Supporters optimistic they can keep Y open
By Judy Masterson email@example.com October 26, 2012 7:38PM
Lake County Family YMCA plans to close the Waukegan branch on Oct. 31, as well as the Vernon Hills branch. | File photo
Save the Y
A Save the Y meeting will be held Friday, Nov. 2, at Waukegan Township’s Park Place, 414 S. Lewis Ave. For more information on the campaign or to make a donation, call Diane Aidem at (847) 996-6952 or visit www.ymcalakecounty.org.
Updated: December 26, 2012 1:25AM
WAUKEGAN — Despite mixed signals during Friday’s Save the Y meeting, members and employees of the Lake County Family YMCA continue to work to galvanize support to keep the 100-year-old agency in Waukegan from shuttering on Oct. 31.
“We’re meeting literally every day to discuss how to keep the Y open for the long-term,” said interim CEO Hal Katz. “We’re going to keep working until the last minute on Oct. 31. I am optimistic.”
But Waukegan Mayor Robert Sabonjian said options are slim and time is running short.
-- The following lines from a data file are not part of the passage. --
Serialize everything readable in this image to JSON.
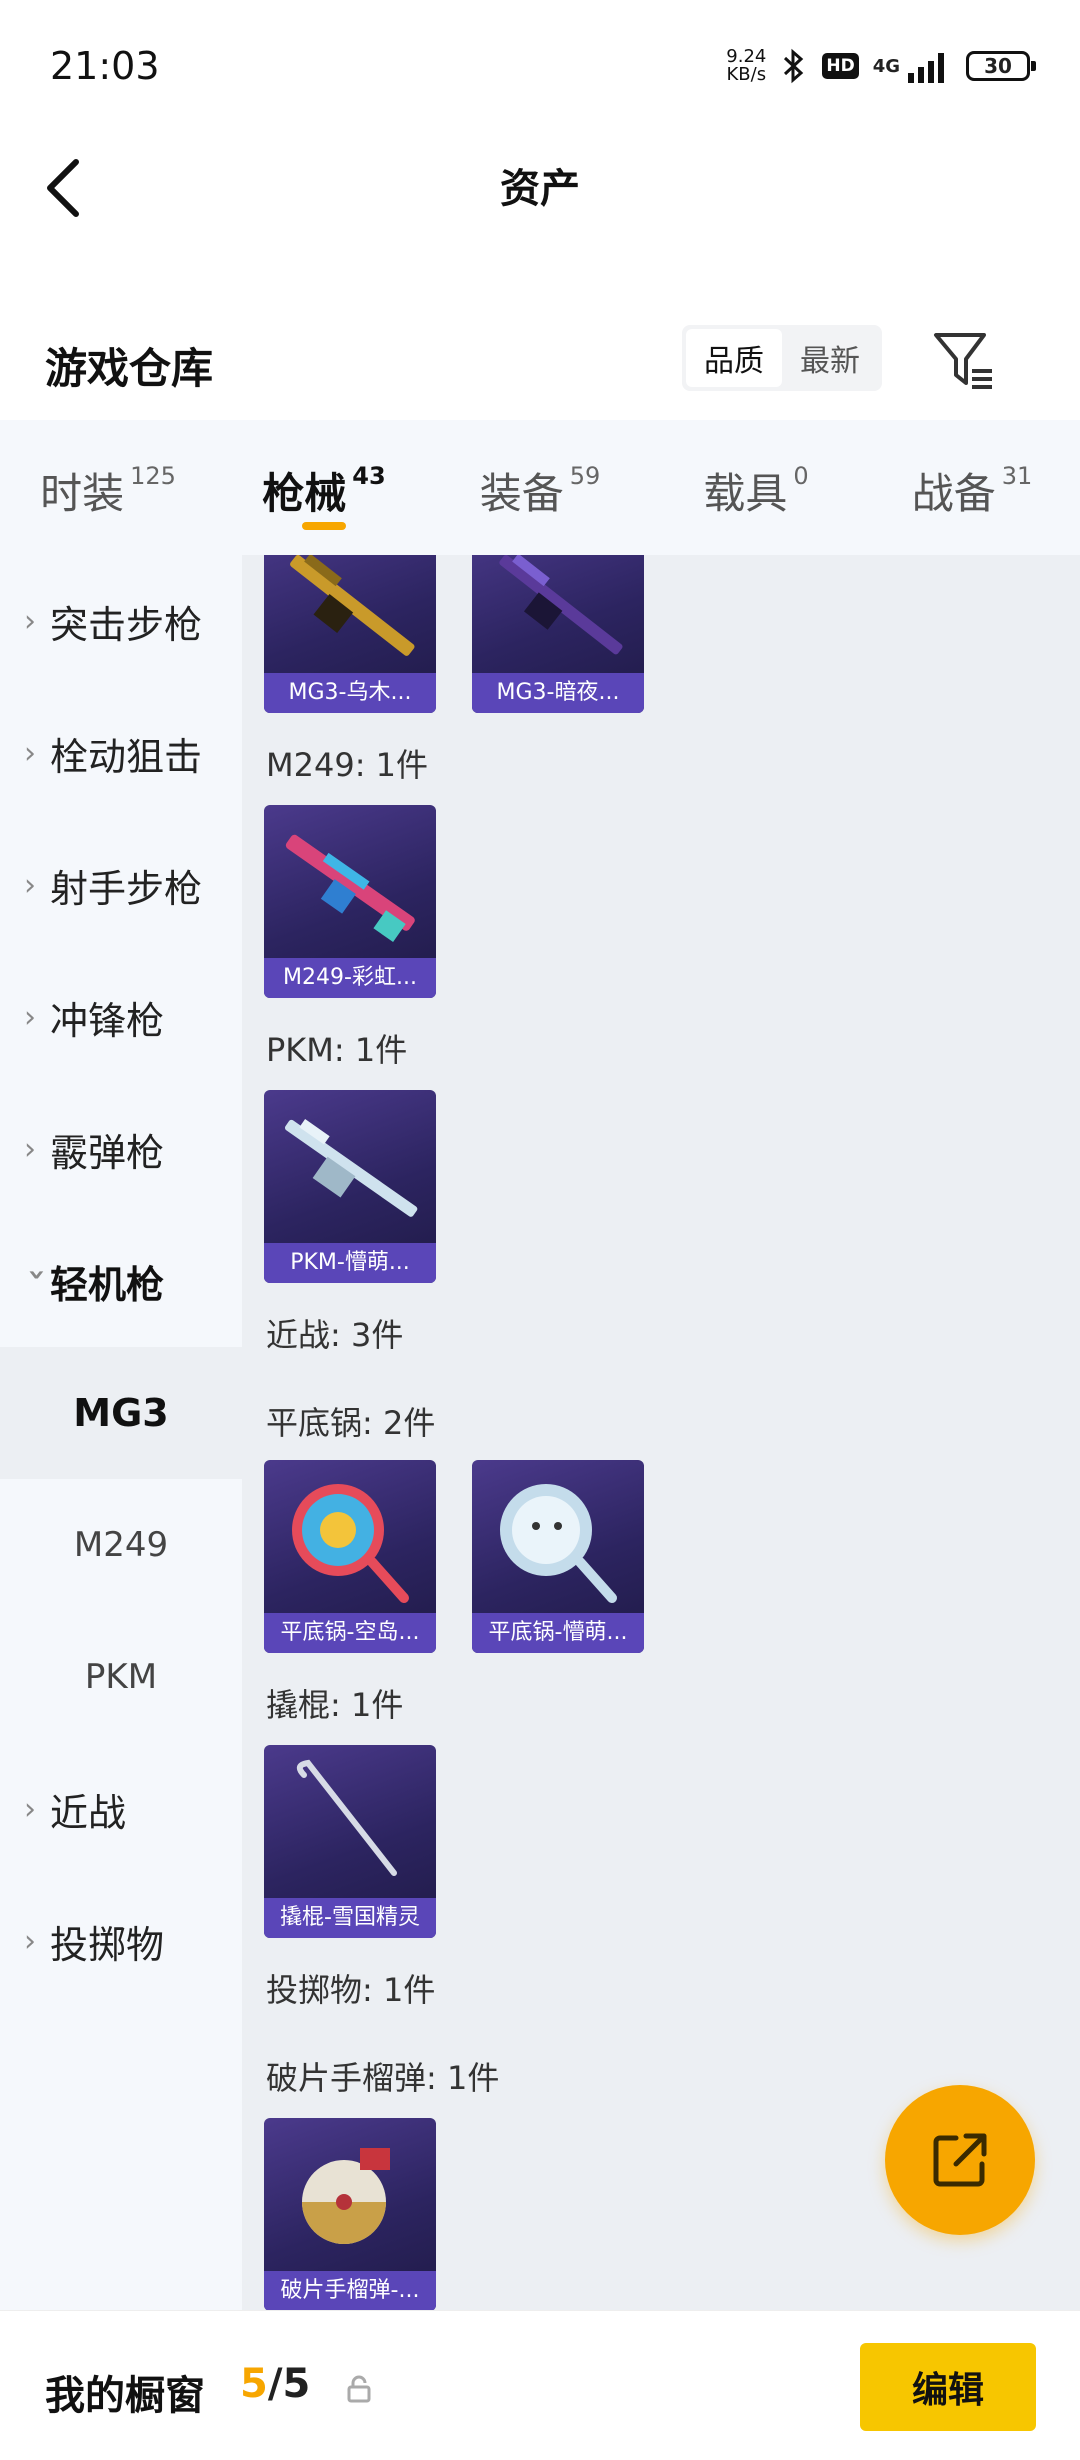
{
  "status_bar": {
    "time": "21:03",
    "net_speed_value": "9.24",
    "net_speed_unit": "KB/s",
    "hd": "HD",
    "network": "4G",
    "battery": "30"
  },
  "header": {
    "title": "资产",
    "back_icon": "chevron-left-icon"
  },
  "section": {
    "title": "游戏仓库",
    "sort_options": [
      "品质",
      "最新"
    ],
    "sort_selected": "品质",
    "filter_icon": "filter-icon"
  },
  "tabs": [
    {
      "label": "时装",
      "count": "125"
    },
    {
      "label": "枪械",
      "count": "43"
    },
    {
      "label": "装备",
      "count": "59"
    },
    {
      "label": "载具",
      "count": "0"
    },
    {
      "label": "战备",
      "count": "31"
    }
  ],
  "active_tab": "枪械",
  "sidebar": {
    "categories": [
      "突击步枪",
      "栓动狙击",
      "射手步枪",
      "冲锋枪",
      "霰弹枪",
      "轻机枪"
    ],
    "expanded": "轻机枪",
    "subitems": [
      "MG3",
      "M249",
      "PKM"
    ],
    "active_sub": "MG3",
    "more_categories": [
      "近战",
      "投掷物"
    ]
  },
  "content": {
    "groups": [
      {
        "label": "M249: 1件"
      },
      {
        "label": "PKM: 1件"
      },
      {
        "label": "近战: 3件"
      },
      {
        "label": "平底锅: 2件"
      },
      {
        "label": "撬棍: 1件"
      },
      {
        "label": "投掷物: 1件"
      },
      {
        "label": "破片手榴弹: 1件"
      }
    ],
    "items": [
      {
        "label": "MG3-乌木...",
        "art": "mg3-gold-gun-art"
      },
      {
        "label": "MG3-暗夜...",
        "art": "mg3-dark-gun-art"
      },
      {
        "label": "M249-彩虹...",
        "art": "m249-rainbow-gun-art"
      },
      {
        "label": "PKM-懵萌...",
        "art": "pkm-ice-gun-art"
      },
      {
        "label": "平底锅-空岛...",
        "art": "pan-colorful-art"
      },
      {
        "label": "平底锅-懵萌...",
        "art": "pan-cute-art"
      },
      {
        "label": "撬棍-雪国精灵",
        "art": "crowbar-art"
      },
      {
        "label": "破片手榴弹-...",
        "art": "grenade-art"
      }
    ]
  },
  "bottom_bar": {
    "label": "我的橱窗",
    "current": "5",
    "separator": "/",
    "total": "5",
    "edit_button": "编辑"
  },
  "colors": {
    "accent": "#f7a600",
    "edit_button": "#f7c600",
    "card_bg": "#2c2460",
    "card_label": "#5a46b8"
  }
}
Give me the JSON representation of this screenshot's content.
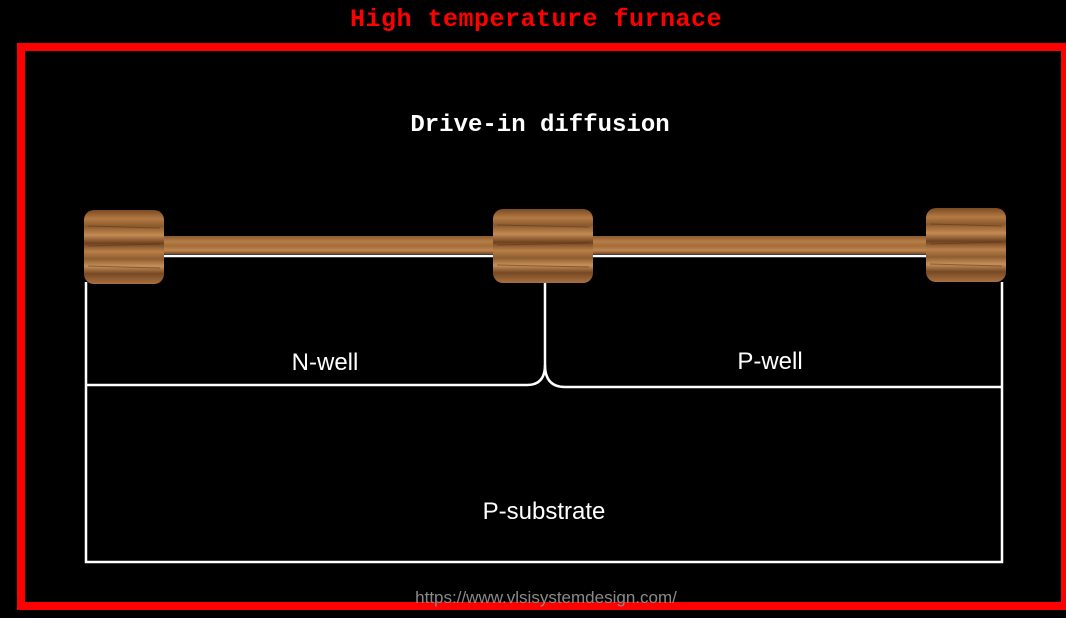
{
  "furnace": {
    "title": "High temperature furnace",
    "frame_color": "#ff0000"
  },
  "step": {
    "title": "Drive-in diffusion"
  },
  "regions": {
    "n_well": "N-well",
    "p_well": "P-well",
    "p_substrate": "P-substrate"
  },
  "oxide": {
    "color": "#a06a38"
  },
  "watermark": {
    "url": "https://www.vlsisystemdesign.com/"
  }
}
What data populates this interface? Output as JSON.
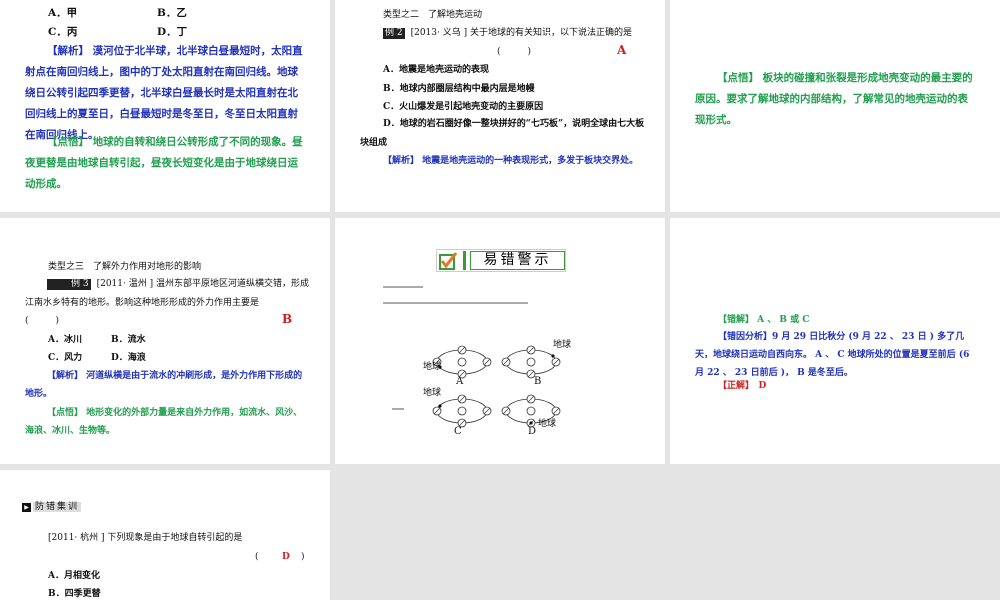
{
  "slides": [
    {
      "options": [
        "A．甲",
        "B．乙",
        "C．丙",
        "D．丁"
      ],
      "analysis_label": "【解析】",
      "analysis": "漠河位于北半球，北半球白昼最短时，太阳直射点在南回归线上，图中的丁处太阳直射在南回归线。地球绕日公转引起四季更替，北半球白昼最长时是太阳直射在北回归线上的夏至日，白昼最短时是冬至日，冬至日太阳直射在南回归线上。",
      "insight_label": "【点悟】",
      "insight": "地球的自转和绕日公转形成了不同的现象。昼夜更替是由地球自转引起，昼夜长短变化是由于地球绕日运动形成。"
    },
    {
      "type_title": "类型之二　了解地壳运动",
      "example_tag": "例 2",
      "question": "[2013· 义乌 ] 关于地球的有关知识，以下说法正确的是",
      "paren": "(　　　)",
      "answer": "A",
      "options": [
        "A．地震是地壳运动的表现",
        "B．地球内部圈层结构中最内层是地幔",
        "C．火山爆发是引起地壳变动的主要原因",
        "D．地球的岩石圈好像一整块拼好的“七巧板”，说明全球由七大板块组成"
      ],
      "analysis_label": "【解析】",
      "analysis": "地震是地壳运动的一种表现形式，多发于板块交界处。"
    },
    {
      "insight_label": "【点悟】",
      "insight": "板块的碰撞和张裂是形成地壳变动的最主要的原因。要求了解地球的内部结构，了解常见的地壳运动的表现形式。"
    },
    {
      "type_title": "类型之三　了解外力作用对地形的影响",
      "example_tag": "例 3",
      "question": "[2011· 温州 ] 温州东部平原地区河道纵横交错，形成江南水乡特有的地形。影响这种地形形成的外力作用主要是",
      "paren": "(　　　)",
      "answer": "B",
      "options": [
        "A．冰川",
        "B．流水",
        "C．风力",
        "D．海浪"
      ],
      "analysis_label": "【解析】",
      "analysis": "河道纵横是由于流水的冲刷形成，是外力作用下形成的地形。",
      "insight_label": "【点悟】",
      "insight": "地形变化的外部力量是来自外力作用，如流水、风沙、海浪、冰川、生物等。"
    },
    {
      "banner": "易错警示",
      "diagram_labels": [
        "A",
        "B",
        "C",
        "D"
      ],
      "earth_label": "地球"
    },
    {
      "wrong_label": "【错解】",
      "wrong": "A 、 B 或 C",
      "reason_label": "【错因分析】",
      "reason": "9 月 29 日比秋分 (9 月 22 、 23 日 ) 多了几天，地球绕日运动自西向东。 A 、 C 地球所处的位置是夏至前后 (6 月 22 、 23 日前后 )， B 是冬至后。",
      "correct_label": "【正解】",
      "correct": "D"
    },
    {
      "section": "防错集训",
      "question": "[2011· 杭州 ] 下列现象是由于地球自转引起的是",
      "paren_open": "(",
      "answer": "D",
      "paren_close": ")",
      "options": [
        "A．月相变化",
        "B．四季更替"
      ]
    }
  ]
}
He reported that a professional fund-raiser who specializes in not-for-profits advised that “there’s just not enough time to structure something.”
“Maybe if we had a year to solve this,” Sabonjian said. “Changing the business model in this timeframe is going to be impossible.”
The Y, which also operates a facility and programs in Vernon Hills, announced Sept. 28 that it could no longer sustain operations due to flagging membership and mounting debt. It owes the Royal Bank of Scotland an estimated $6 million.
“We’re in default,” Katz said. “The bank is working with us. They’re aware of the outcry of support and are sympathetic. But it’s up to the board to present options.”
Members, who are still chafing at the one-month closure notice, and staff are organizing committees and making calls to foundations and other potential contributors. A possible lease of the Waukegan Y’s indoor pool — some members want the park district to take it over — or other parts of the facility is being explored.
While the Save the Y effort has raised an estimated $26,000 — $1,000 in donations made on Friday included $250 each from Democratic candidates Brad Schneider and Chris Kennedy — Sabonjian reported a lack of support from larger corporations in Waukegan, the City Council and the Lake County Board.
Sabonjian acknowledged that the Y has faced stiff competition from the Waukegan Park District’s Hinkston Park Fieldhouse and fitness businesses that charge low rates.
“This isn’t a decision the Y has made,” Sabonjian said, alluding to the closure. “It’s a decision the market made.”
But Y defenders point to the communal importance of the agency where people from different backgrounds can mingle, old people can exercise at their own pace, and kids stay safe, have fun, make new friends and learn to swim. The Y also offers discounted memberships for seniors, youth, single parents and low-income families.
“I pray the community realizes what they’re losing,” said member Rhonda Reyes, who said her young daughter handed over her wallet containing $4.76 with the direction: “Give this to the Y, mom.’”
“We understand the love and need for this institution,” Katz said.
Negotiations continue between the Y and the village of Vernon Hills, which submitted a letter of interest to purchase the Central Lake facility for $1.4 million. The Y is holding out for a better offer and if it gets one, will keep operating there, according to Katz, until the transaction is finalized.
If the Y does close, an estimated 7,000 members will have to move on and 132 employees will be looking for work. Plans are in the works for a giant Halloween open house on Oct. 31, a day that will either bring a reprieve or an ending.